Obviously the title of this post refers to ageing wine.
Over the past month, I have gone through about half of my
wine collection. Mainly because a lot of what I opened was past its prime.
There were nights when I would open three bottles of Cabernet Sauvignon from
the Napa Valley just to find one that was drinkable. It was very disappointing to learn that so many of these
wines—which I was told would improve with age when I purchased them—did not
live up to my expectations.
But it wasn’t all disappointing. The 2006 Crocker &Starr St. Helena Estate Cabernet Sauvignon (purchased in 2009; $90/bottle) was incredible and well-worth the wait! A sexy stunner with
loads of blackberry, black currant, mocha, and black licorice. The palate was
silky smooth with well-integrated tannins. I recently tasted the 2008 vintage
of this wine, which I probably will enjoy a year from now—if I can wait that
long!
The 2007 Lava Vine Pritchard Hill [St. Helena] Cabernet
Sauvignon ($110/bottle) was good. But when I purchased this wine in 2010, I recall it
being full-bodied with firm tannins and gobs of dark fruit. After two years in
the cellar, the tannins had broken down considerably and it negatively impacted
the mouthfeel of the wine. It had a medium weight with a short finish and
predominant spice notes. It was drinkable, but I prefer how this wine tasted two years ago.

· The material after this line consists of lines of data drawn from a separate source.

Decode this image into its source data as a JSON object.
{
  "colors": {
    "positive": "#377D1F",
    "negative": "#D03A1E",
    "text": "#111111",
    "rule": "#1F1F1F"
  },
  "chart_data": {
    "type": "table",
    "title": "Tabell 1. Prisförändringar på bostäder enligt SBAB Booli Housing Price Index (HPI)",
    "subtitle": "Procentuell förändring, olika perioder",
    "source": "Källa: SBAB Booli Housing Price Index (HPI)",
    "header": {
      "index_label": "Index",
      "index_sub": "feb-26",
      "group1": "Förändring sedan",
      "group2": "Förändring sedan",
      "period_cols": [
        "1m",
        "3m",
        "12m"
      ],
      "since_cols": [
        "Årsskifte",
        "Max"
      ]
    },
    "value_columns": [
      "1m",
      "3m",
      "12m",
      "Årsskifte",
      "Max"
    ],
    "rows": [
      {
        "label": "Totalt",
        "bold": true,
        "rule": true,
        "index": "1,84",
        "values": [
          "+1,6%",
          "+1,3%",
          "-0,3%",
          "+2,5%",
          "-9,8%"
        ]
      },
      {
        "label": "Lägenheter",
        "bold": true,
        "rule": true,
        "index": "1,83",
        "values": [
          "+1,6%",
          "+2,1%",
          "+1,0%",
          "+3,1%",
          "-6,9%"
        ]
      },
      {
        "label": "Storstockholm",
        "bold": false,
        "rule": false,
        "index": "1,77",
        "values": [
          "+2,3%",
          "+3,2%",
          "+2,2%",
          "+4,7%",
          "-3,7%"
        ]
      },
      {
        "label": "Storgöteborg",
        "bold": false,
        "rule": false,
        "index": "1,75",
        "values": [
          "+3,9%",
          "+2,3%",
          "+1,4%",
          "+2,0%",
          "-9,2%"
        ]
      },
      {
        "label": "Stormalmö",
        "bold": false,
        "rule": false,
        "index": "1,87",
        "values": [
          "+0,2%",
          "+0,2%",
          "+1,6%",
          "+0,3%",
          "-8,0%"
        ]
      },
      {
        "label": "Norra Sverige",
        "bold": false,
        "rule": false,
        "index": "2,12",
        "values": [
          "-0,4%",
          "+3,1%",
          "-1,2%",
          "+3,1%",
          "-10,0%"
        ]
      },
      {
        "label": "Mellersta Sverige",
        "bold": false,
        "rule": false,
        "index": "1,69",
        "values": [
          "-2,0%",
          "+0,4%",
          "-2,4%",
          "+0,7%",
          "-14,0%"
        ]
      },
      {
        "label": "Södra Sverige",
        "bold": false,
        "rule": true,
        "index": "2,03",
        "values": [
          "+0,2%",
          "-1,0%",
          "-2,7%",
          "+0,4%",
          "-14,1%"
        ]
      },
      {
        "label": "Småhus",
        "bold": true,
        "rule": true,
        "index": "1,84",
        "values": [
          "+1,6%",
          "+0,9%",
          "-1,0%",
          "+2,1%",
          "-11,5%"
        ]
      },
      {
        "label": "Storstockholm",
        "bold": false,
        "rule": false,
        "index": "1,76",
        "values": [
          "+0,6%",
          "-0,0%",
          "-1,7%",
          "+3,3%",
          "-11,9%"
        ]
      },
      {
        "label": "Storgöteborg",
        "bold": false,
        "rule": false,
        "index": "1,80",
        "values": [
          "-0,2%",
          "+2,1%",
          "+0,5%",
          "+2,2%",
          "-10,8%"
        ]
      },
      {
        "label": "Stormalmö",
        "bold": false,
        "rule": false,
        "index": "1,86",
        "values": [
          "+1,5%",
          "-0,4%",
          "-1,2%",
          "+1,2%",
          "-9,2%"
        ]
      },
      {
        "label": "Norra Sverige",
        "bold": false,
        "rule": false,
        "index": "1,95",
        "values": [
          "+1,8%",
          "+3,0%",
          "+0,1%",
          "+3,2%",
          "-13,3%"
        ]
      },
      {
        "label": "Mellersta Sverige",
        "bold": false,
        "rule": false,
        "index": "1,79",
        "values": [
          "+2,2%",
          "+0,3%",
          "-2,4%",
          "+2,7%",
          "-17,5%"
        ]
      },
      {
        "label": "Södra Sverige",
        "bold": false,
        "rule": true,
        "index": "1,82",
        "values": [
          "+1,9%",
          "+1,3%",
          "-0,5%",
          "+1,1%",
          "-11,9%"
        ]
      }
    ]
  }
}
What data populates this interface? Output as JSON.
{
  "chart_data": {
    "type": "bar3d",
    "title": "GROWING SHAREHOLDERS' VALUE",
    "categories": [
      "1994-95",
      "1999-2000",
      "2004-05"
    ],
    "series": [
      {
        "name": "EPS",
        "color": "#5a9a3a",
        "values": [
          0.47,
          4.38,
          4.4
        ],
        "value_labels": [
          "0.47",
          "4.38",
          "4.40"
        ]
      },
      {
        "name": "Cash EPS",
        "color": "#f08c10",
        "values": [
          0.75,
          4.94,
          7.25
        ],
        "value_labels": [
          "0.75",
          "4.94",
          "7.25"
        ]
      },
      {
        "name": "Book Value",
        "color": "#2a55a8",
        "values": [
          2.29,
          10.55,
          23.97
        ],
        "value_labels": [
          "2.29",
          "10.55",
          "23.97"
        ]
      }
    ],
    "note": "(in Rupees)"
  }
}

Other wines that I wish I had opened sooner include the 2005
Volker Eisele Vineyards “Terzetto” and the 2004 Joseph Phelps Cabernet Sauvignon.
I recall these wines as fruit-forward and balanced upon release, but when
opened recently, they expressed non-fruit savory flavors of black olive, dried
herbs, and earth.
I opened three bottles of the 2006 Ghost Block last month
and each bottle was particularly underwhelming. But the current vintage is
delicious and lush, which tells me it’s just not a good candidate for
cellaring. I sold this wine at Napa Wine Company in 2009 and we assured our
customers that the Ghost Block would improve with 3-5 years of age. I thought
this sales pitch about ageing potential referred to the release date (which,
for the 2006 vintage was May 2009); I realize now that it would have been more
accurate to tell people to enjoy this wine within 2 years of the release date
or 3-5 years from the vintage date. How confusing!
It would be unfair to say that it’s not worth it to age
expensive wines [because I’ve had some great experiences with older wines, like
the 1998 Honig Cab, the 2001 ZD Cab], but I have a new stance on the
practice. If you like a wine when you taste it, don’t worry about whether it
could improve with ageing. If you like it as is, drink it within 1-2 years! (That’s my plan.)
I think our culture places too much value on the “if” and
“when” aspect of cellaring wine, and overlooks the fact that if we really like
the wine upon release, then it makes sense that perhaps we won’t enjoy the wine
anymore three years later. In fact, we could very well not like the wine after
three years. And thus, the downside of ageing—pouring those once-beautiful $65+
wines down the drain.
If you are sitting on bottles of 2004, 2005, 2006, or 2007
Napa Cab, I would suggest opening them soon. And let me know what you think. Do
you agree that these Napa Valley vintages are now ready to drink?